I'm happy to announce the release of Shed Skin 0.8, a (restricted-)Python-to-C++ compiler. It must be one of the best releases so far, with help and feedback from many directions. I'm especially thrilled to see an updated version of the C64 emulator example run one of my all-time favorite games.. :-) The emulator is now well over 3,000 lines (sloccount), and still compiling fine every time. The analysis time is in line with the scalability graph I published earlier. The game goes from a few FPS using CPython to a fluent 50 FPS after compilation on my PC.
The emulator triggered me to finally add support for the 'struct' and 'array' modules to Shed Skin. The struct module is now used to load programs from tape, and the array module is used to maintain a packed version of the screen data.
Another interesting new feature, also triggered by the emulator, allows generated code to print tracebacks for every raised exception (shedskin -x). So it's not entirely the same as in CPython (yet), which only does this for uncaught exceptions, but it's a step in the right direction. Unfortunately, I discovered at the last moment this doesn't work in the windows version. Hopefully this can be fixed for 0.9.
More details about the release can be found in the release notes.
Before I could make this announcement, there was a small performance comparison published, comparing different languages and implementations (such as PyPy, Jython and Shed Skin 0.8) for 4 different benchmarks. Unfortunately, Shed Skin 0.8 fails on one, but the problem is already fixed in GIT (regular expression search on empty string). The performance on the dict test can probably be attributed to the currently still slow I/O in Shed Skin. Improving this will be one of the goals for 0.9. Hopefully by the time you read this the comparison will have been updated at least for the failing test.
update: The file I/O bottleneck was fixed (thanks francois), and the performance comparison has been updated. Note that the first two benchmarks can still run a lot faster when disabling index-out-of-bounds checking (shedskin -b). On my PC, they become 30% and 45% faster, respectively..
update 2: the glitches are now also gone from the C64 example in GIT.
14 comments:
Congratulations. I will buy you a muffin tomorrow! :-)

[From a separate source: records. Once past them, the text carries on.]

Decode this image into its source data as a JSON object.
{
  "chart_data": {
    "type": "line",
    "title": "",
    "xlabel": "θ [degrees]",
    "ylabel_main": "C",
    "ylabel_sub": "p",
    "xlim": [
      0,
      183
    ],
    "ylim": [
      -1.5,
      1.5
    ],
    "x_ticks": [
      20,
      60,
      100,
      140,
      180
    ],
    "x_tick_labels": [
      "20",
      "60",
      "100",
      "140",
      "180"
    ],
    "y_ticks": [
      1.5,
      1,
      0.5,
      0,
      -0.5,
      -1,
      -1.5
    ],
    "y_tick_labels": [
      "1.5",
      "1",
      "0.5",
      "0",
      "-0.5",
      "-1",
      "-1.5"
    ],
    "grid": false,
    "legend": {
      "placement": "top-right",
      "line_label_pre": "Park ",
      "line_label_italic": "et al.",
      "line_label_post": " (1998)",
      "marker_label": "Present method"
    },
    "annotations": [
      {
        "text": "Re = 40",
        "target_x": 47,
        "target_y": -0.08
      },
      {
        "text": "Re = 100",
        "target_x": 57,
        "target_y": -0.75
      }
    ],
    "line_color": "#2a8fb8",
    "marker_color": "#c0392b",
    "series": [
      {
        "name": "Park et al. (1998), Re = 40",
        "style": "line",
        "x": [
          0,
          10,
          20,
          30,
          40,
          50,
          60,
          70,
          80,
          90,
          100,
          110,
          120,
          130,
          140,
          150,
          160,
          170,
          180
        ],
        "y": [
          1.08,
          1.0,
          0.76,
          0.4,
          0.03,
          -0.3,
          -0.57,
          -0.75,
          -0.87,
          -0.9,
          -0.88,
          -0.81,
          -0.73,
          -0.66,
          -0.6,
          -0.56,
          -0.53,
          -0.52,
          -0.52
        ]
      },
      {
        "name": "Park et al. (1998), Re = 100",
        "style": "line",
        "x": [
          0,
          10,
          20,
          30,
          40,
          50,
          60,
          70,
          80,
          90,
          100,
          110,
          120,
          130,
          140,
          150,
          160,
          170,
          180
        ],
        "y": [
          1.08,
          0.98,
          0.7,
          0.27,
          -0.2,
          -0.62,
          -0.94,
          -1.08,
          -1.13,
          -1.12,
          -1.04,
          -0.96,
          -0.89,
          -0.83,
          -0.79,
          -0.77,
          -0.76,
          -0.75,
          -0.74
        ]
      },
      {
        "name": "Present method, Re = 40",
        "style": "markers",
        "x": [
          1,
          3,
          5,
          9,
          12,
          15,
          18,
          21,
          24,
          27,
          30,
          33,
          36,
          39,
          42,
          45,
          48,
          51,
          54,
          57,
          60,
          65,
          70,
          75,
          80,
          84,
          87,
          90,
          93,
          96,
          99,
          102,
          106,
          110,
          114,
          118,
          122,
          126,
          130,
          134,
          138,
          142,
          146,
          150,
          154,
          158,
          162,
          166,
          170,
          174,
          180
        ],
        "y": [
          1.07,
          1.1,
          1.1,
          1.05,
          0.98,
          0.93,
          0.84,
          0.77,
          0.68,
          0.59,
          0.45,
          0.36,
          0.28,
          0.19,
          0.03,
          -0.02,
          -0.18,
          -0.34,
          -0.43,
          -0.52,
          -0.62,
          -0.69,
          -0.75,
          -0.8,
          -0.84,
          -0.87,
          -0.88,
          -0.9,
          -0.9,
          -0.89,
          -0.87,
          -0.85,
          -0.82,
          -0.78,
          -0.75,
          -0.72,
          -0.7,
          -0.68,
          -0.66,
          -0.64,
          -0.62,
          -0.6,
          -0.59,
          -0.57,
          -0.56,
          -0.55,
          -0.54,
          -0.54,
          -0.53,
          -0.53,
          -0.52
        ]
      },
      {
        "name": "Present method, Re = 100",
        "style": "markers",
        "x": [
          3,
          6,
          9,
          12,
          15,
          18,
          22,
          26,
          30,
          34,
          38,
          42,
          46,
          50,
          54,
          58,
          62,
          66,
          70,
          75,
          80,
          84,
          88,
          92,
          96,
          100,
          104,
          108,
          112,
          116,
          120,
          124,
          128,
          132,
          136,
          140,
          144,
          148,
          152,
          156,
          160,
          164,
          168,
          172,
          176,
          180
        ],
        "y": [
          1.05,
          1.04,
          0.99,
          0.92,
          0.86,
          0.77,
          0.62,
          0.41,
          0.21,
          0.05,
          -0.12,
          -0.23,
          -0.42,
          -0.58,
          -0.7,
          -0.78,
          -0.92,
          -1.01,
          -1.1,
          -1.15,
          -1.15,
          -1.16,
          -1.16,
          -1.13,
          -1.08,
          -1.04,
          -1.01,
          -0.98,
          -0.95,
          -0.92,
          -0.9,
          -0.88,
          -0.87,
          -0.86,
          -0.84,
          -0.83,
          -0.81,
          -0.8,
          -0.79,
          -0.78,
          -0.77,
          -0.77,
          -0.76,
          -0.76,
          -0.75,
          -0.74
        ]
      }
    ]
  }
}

Nice job. While I'm not using shed skin, I still find it an impressive piece of work.
Well done. The new version works fine here. I just updated the Arch Linux package.

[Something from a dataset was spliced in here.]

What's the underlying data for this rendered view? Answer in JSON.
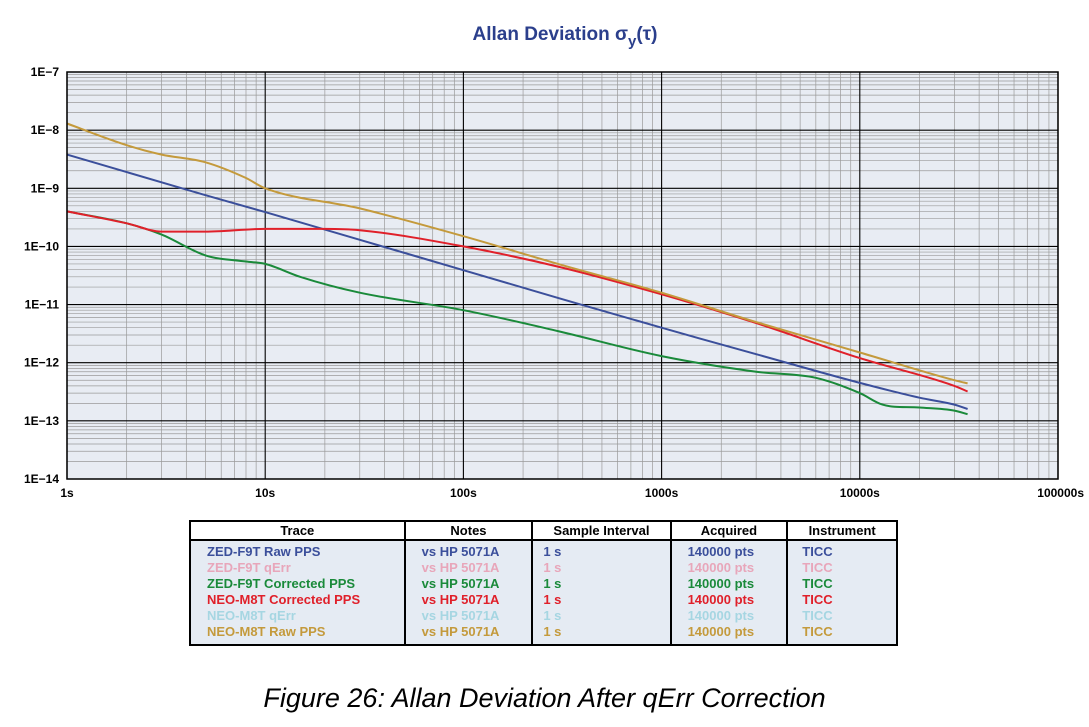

Isn't that Way of the Exploding Fist though?
no, but that one was very nice too, and had great music. but no 2-player mode I think?

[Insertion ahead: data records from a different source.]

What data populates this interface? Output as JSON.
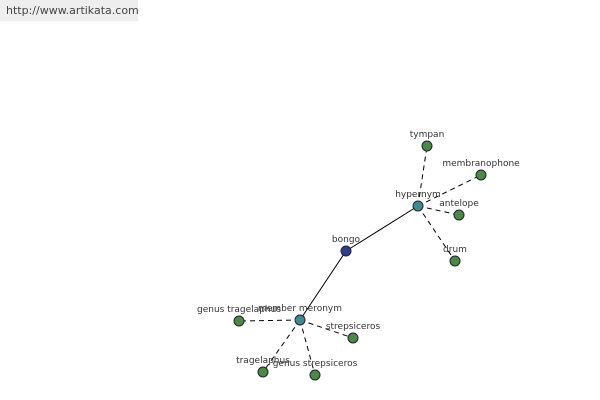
{
  "header": {
    "url": "http://www.artikata.com"
  },
  "nodes": [
    {
      "label": "bongo"
    },
    {
      "label": "hypernym"
    },
    {
      "label": "member meronym"
    },
    {
      "label": "tympan"
    },
    {
      "label": "membranophone"
    },
    {
      "label": "antelope"
    },
    {
      "label": "drum"
    },
    {
      "label": "genus tragelaphus"
    },
    {
      "label": "strepsiceros"
    },
    {
      "label": "tragelaphus"
    },
    {
      "label": "genus strepsiceros"
    }
  ]
}
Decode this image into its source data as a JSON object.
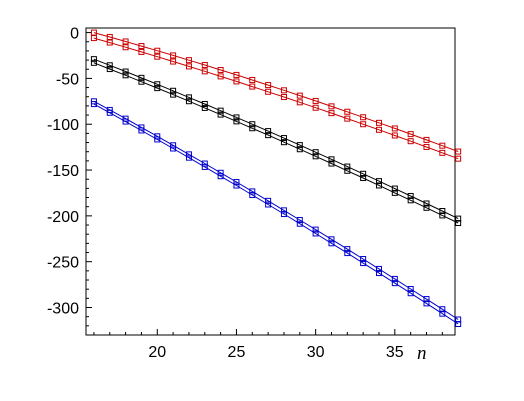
{
  "chart_data": {
    "type": "line",
    "title": "",
    "xlabel": "n",
    "ylabel": "",
    "xlim": [
      15.5,
      38.8
    ],
    "ylim": [
      -330,
      5
    ],
    "grid": false,
    "x_ticks": [
      20,
      25,
      30,
      35
    ],
    "y_ticks": [
      0,
      -50,
      -100,
      -150,
      -200,
      -250,
      -300
    ],
    "x_tick_labels": [
      "20",
      "25",
      "30",
      "35"
    ],
    "y_tick_labels": [
      "0",
      "-50",
      "-100",
      "-150",
      "-200",
      "-250",
      "-300"
    ],
    "marker": "square",
    "x": [
      16,
      17,
      18,
      19,
      20,
      21,
      22,
      23,
      24,
      25,
      26,
      27,
      28,
      29,
      30,
      31,
      32,
      33,
      34,
      35,
      36,
      37,
      38,
      39
    ],
    "series": [
      {
        "color": "#cc0000",
        "values": [
          0,
          -4.8,
          -9.7,
          -14.7,
          -19.8,
          -24.9,
          -30.1,
          -35.4,
          -40.8,
          -46.2,
          -51.7,
          -57.3,
          -63.0,
          -68.8,
          -74.6,
          -80.5,
          -86.4,
          -92.4,
          -98.5,
          -104.6,
          -110.8,
          -117.1,
          -123.4,
          -129.8
        ]
      },
      {
        "color": "#cc0000",
        "values": [
          -6,
          -10.9,
          -16.0,
          -21.1,
          -26.3,
          -31.6,
          -36.9,
          -42.3,
          -47.8,
          -53.3,
          -58.9,
          -64.6,
          -70.3,
          -76.1,
          -82.0,
          -87.9,
          -93.9,
          -100.0,
          -106.1,
          -112.3,
          -118.5,
          -124.8,
          -131.2,
          -137.6
        ]
      },
      {
        "color": "#000000",
        "values": [
          -29,
          -35.7,
          -42.5,
          -49.4,
          -56.4,
          -63.5,
          -70.7,
          -77.9,
          -85.2,
          -92.6,
          -100.0,
          -107.5,
          -115.1,
          -122.8,
          -130.5,
          -138.3,
          -146.2,
          -154.1,
          -162.1,
          -170.2,
          -178.3,
          -186.5,
          -194.7,
          -203.0
        ]
      },
      {
        "color": "#000000",
        "values": [
          -33,
          -39.8,
          -46.6,
          -53.6,
          -60.6,
          -67.7,
          -74.9,
          -82.2,
          -89.5,
          -96.9,
          -104.4,
          -111.9,
          -119.6,
          -127.3,
          -135.0,
          -142.9,
          -150.8,
          -158.7,
          -166.8,
          -174.9,
          -183.0,
          -191.2,
          -199.5,
          -207.8
        ]
      },
      {
        "color": "#0000cc",
        "values": [
          -75,
          -84.4,
          -93.9,
          -103.5,
          -113.2,
          -123.0,
          -132.9,
          -142.9,
          -153.0,
          -163.1,
          -173.3,
          -183.6,
          -194.0,
          -204.5,
          -215.0,
          -225.6,
          -236.3,
          -247.1,
          -257.9,
          -268.8,
          -279.8,
          -290.8,
          -301.9,
          -313.1
        ]
      },
      {
        "color": "#0000cc",
        "values": [
          -78,
          -87.5,
          -97.1,
          -106.8,
          -116.6,
          -126.5,
          -136.5,
          -146.6,
          -156.7,
          -166.9,
          -177.2,
          -187.6,
          -198.0,
          -208.6,
          -219.2,
          -229.9,
          -240.6,
          -251.5,
          -262.4,
          -273.4,
          -284.4,
          -295.5,
          -306.7,
          -318.0
        ]
      }
    ]
  }
}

@xyproto: thanks for packaging!! :)
Thanks for your work :)
Amazing, thanks a lot for your work! Being a ten-years python fan myself, I can only say - *WOW*!
I included the package into Mandriva repositories, it works great.
thanks eugeni! :-)
so great!
so great!
Impressive file IO improvements. I did quite usable Mandelbrot generator with library routines shedskinned: http://www.daniweb.com/software-development/python/code/371844
hi ben,
I think cython is more practical for this, since it works with arbitrary python code, and there's no conversion overhead I think when calling an extension module..
this is a wonderful sharing..thanks for this post.